DEFLECT: Delay-Robust Execution via Flow-matching Likelihood-Estimated Counterfactual Tuning for VLA Policies
For robotics practitioners deploying asynchronous VLA policies, DEFLECT provides a practical offline fix to latency-induced failures without requiring labels or online rollouts.
DEFLECT addresses prediction-execution misalignment in asynchronous VLA policies, where naive rollover collapses from 89% to under 1% success rate over 7 control steps. It achieves +6.4% success rate gain in high-latency regimes and +4.6% on real-scale VLA, with consistent improvements on real-robot tasks.

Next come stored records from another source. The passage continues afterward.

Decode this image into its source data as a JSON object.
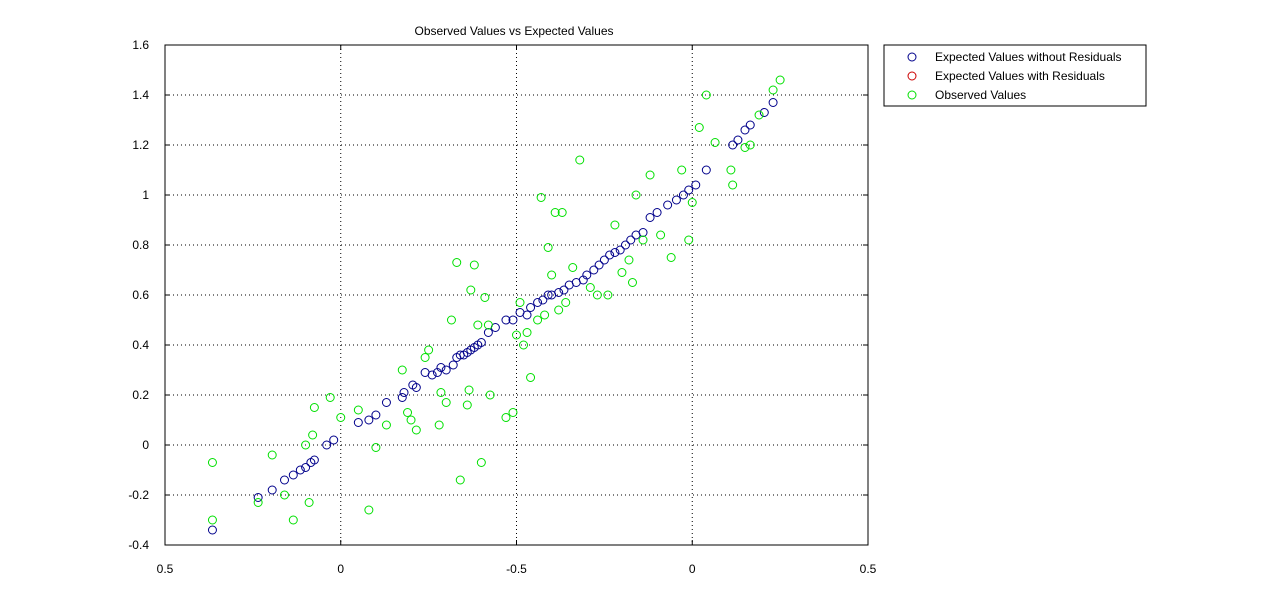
{
  "chart_data": {
    "type": "scatter",
    "title": "Observed Values vs Expected Values",
    "xlabel": "",
    "ylabel": "",
    "x_tick_labels": [
      "0.5",
      "0",
      "-0.5",
      "0",
      "0.5"
    ],
    "y_tick_labels": [
      "1.6",
      "1.4",
      "1.2",
      "1",
      "0.8",
      "0.6",
      "0.4",
      "0.2",
      "0",
      "-0.2",
      "-0.4"
    ],
    "xlim_index": [
      0,
      4
    ],
    "ylim": [
      -0.4,
      1.6
    ],
    "grid": true,
    "legend_location": "top-right-outside",
    "x_note": "x values are expressed as position along the printed x-axis tick sequence, 0 = first tick (0.5) ... 4 = last tick (0.5)",
    "series": [
      {
        "name": "Expected Values without Residuals",
        "color": "#00008b",
        "points": [
          [
            0.27,
            -0.34
          ],
          [
            0.53,
            -0.21
          ],
          [
            0.61,
            -0.18
          ],
          [
            0.68,
            -0.14
          ],
          [
            0.73,
            -0.12
          ],
          [
            0.77,
            -0.1
          ],
          [
            0.8,
            -0.09
          ],
          [
            0.83,
            -0.07
          ],
          [
            0.85,
            -0.06
          ],
          [
            0.92,
            0.0
          ],
          [
            0.96,
            0.02
          ],
          [
            1.1,
            0.09
          ],
          [
            1.16,
            0.1
          ],
          [
            1.2,
            0.12
          ],
          [
            1.26,
            0.17
          ],
          [
            1.35,
            0.19
          ],
          [
            1.36,
            0.21
          ],
          [
            1.41,
            0.24
          ],
          [
            1.43,
            0.23
          ],
          [
            1.48,
            0.29
          ],
          [
            1.52,
            0.28
          ],
          [
            1.55,
            0.29
          ],
          [
            1.57,
            0.31
          ],
          [
            1.6,
            0.3
          ],
          [
            1.64,
            0.32
          ],
          [
            1.66,
            0.35
          ],
          [
            1.68,
            0.36
          ],
          [
            1.7,
            0.36
          ],
          [
            1.72,
            0.37
          ],
          [
            1.74,
            0.38
          ],
          [
            1.76,
            0.39
          ],
          [
            1.78,
            0.4
          ],
          [
            1.8,
            0.41
          ],
          [
            1.84,
            0.45
          ],
          [
            1.88,
            0.47
          ],
          [
            1.94,
            0.5
          ],
          [
            1.98,
            0.5
          ],
          [
            2.02,
            0.53
          ],
          [
            2.06,
            0.52
          ],
          [
            2.08,
            0.55
          ],
          [
            2.12,
            0.57
          ],
          [
            2.15,
            0.58
          ],
          [
            2.18,
            0.6
          ],
          [
            2.2,
            0.6
          ],
          [
            2.24,
            0.61
          ],
          [
            2.27,
            0.62
          ],
          [
            2.3,
            0.64
          ],
          [
            2.34,
            0.65
          ],
          [
            2.38,
            0.66
          ],
          [
            2.4,
            0.68
          ],
          [
            2.44,
            0.7
          ],
          [
            2.47,
            0.72
          ],
          [
            2.5,
            0.74
          ],
          [
            2.53,
            0.76
          ],
          [
            2.56,
            0.77
          ],
          [
            2.59,
            0.78
          ],
          [
            2.62,
            0.8
          ],
          [
            2.65,
            0.82
          ],
          [
            2.68,
            0.84
          ],
          [
            2.72,
            0.85
          ],
          [
            2.76,
            0.91
          ],
          [
            2.8,
            0.93
          ],
          [
            2.86,
            0.96
          ],
          [
            2.91,
            0.98
          ],
          [
            2.95,
            1.0
          ],
          [
            2.98,
            1.02
          ],
          [
            3.02,
            1.04
          ],
          [
            3.08,
            1.1
          ],
          [
            3.23,
            1.2
          ],
          [
            3.26,
            1.22
          ],
          [
            3.3,
            1.26
          ],
          [
            3.33,
            1.28
          ],
          [
            3.41,
            1.33
          ],
          [
            3.46,
            1.37
          ]
        ]
      },
      {
        "name": "Expected Values with Residuals",
        "color": "#cc0000",
        "points": []
      },
      {
        "name": "Observed Values",
        "color": "#00e000",
        "points": [
          [
            0.27,
            -0.07
          ],
          [
            0.27,
            -0.3
          ],
          [
            0.53,
            -0.23
          ],
          [
            0.61,
            -0.04
          ],
          [
            0.68,
            -0.2
          ],
          [
            0.73,
            -0.3
          ],
          [
            0.8,
            0.0
          ],
          [
            0.82,
            -0.23
          ],
          [
            0.84,
            0.04
          ],
          [
            0.85,
            0.15
          ],
          [
            0.94,
            0.19
          ],
          [
            1.0,
            0.11
          ],
          [
            1.1,
            0.14
          ],
          [
            1.16,
            -0.26
          ],
          [
            1.2,
            -0.01
          ],
          [
            1.26,
            0.08
          ],
          [
            1.35,
            0.3
          ],
          [
            1.38,
            0.13
          ],
          [
            1.4,
            0.1
          ],
          [
            1.43,
            0.06
          ],
          [
            1.48,
            0.35
          ],
          [
            1.5,
            0.38
          ],
          [
            1.56,
            0.08
          ],
          [
            1.57,
            0.21
          ],
          [
            1.6,
            0.17
          ],
          [
            1.63,
            0.5
          ],
          [
            1.66,
            0.73
          ],
          [
            1.68,
            -0.14
          ],
          [
            1.72,
            0.16
          ],
          [
            1.73,
            0.22
          ],
          [
            1.74,
            0.62
          ],
          [
            1.76,
            0.72
          ],
          [
            1.78,
            0.48
          ],
          [
            1.8,
            -0.07
          ],
          [
            1.82,
            0.59
          ],
          [
            1.84,
            0.48
          ],
          [
            1.85,
            0.2
          ],
          [
            1.94,
            0.11
          ],
          [
            1.98,
            0.13
          ],
          [
            2.0,
            0.44
          ],
          [
            2.02,
            0.57
          ],
          [
            2.04,
            0.4
          ],
          [
            2.06,
            0.45
          ],
          [
            2.08,
            0.27
          ],
          [
            2.12,
            0.5
          ],
          [
            2.14,
            0.99
          ],
          [
            2.16,
            0.52
          ],
          [
            2.18,
            0.79
          ],
          [
            2.2,
            0.68
          ],
          [
            2.22,
            0.93
          ],
          [
            2.24,
            0.54
          ],
          [
            2.26,
            0.93
          ],
          [
            2.28,
            0.57
          ],
          [
            2.32,
            0.71
          ],
          [
            2.36,
            1.14
          ],
          [
            2.42,
            0.63
          ],
          [
            2.46,
            0.6
          ],
          [
            2.52,
            0.6
          ],
          [
            2.56,
            0.88
          ],
          [
            2.6,
            0.69
          ],
          [
            2.64,
            0.74
          ],
          [
            2.66,
            0.65
          ],
          [
            2.68,
            1.0
          ],
          [
            2.72,
            0.82
          ],
          [
            2.76,
            1.08
          ],
          [
            2.82,
            0.84
          ],
          [
            2.88,
            0.75
          ],
          [
            2.94,
            1.1
          ],
          [
            2.98,
            0.82
          ],
          [
            3.0,
            0.97
          ],
          [
            3.04,
            1.27
          ],
          [
            3.08,
            1.4
          ],
          [
            3.13,
            1.21
          ],
          [
            3.22,
            1.1
          ],
          [
            3.23,
            1.04
          ],
          [
            3.3,
            1.19
          ],
          [
            3.33,
            1.2
          ],
          [
            3.38,
            1.32
          ],
          [
            3.46,
            1.42
          ],
          [
            3.5,
            1.46
          ]
        ]
      }
    ]
  },
  "colors": {
    "axes_background": "#ffffff",
    "grid": "#000000",
    "axis_line": "#000000"
  }
}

Vision-Language-Action (VLA) policies are typically deployed with asynchronous inference: the robot executes a previously predicted action chunk while the model computes the next one. This creates a prediction-execution misalignment: the chunk is conditioned on the observation taken before inference began, but executes in a physical state that has already drifted forward by several control steps; naive asynchronous rollover collapses from 89% to under 1% on Kinetix as the inference cycle covers up to seven control steps. We introduce DEFLECT, a fully offline post-training refinement that applies as a near drop-in upgrade to existing async-VLA stacks by converting latency itself into a label-free preference signal: counterfactual fresh/stale action pairs are constructed from a frozen reference policy and scored under the deployment-time conditioning via an implicit flow-matching likelihood-ratio surrogate, with no human labels, reward models, or online rollouts. DEFLECT substantially extends the usable delay envelope of async VLA control, with +6.4 success-rate gain in the high-latency regime (5-7 control steps), +4.6 when transferred to a real-scale VLA at the longest delay, and consistent improvements on two real-robot tasks (a bimanual conveyor pick-and-place and a reactive whack-a-mole).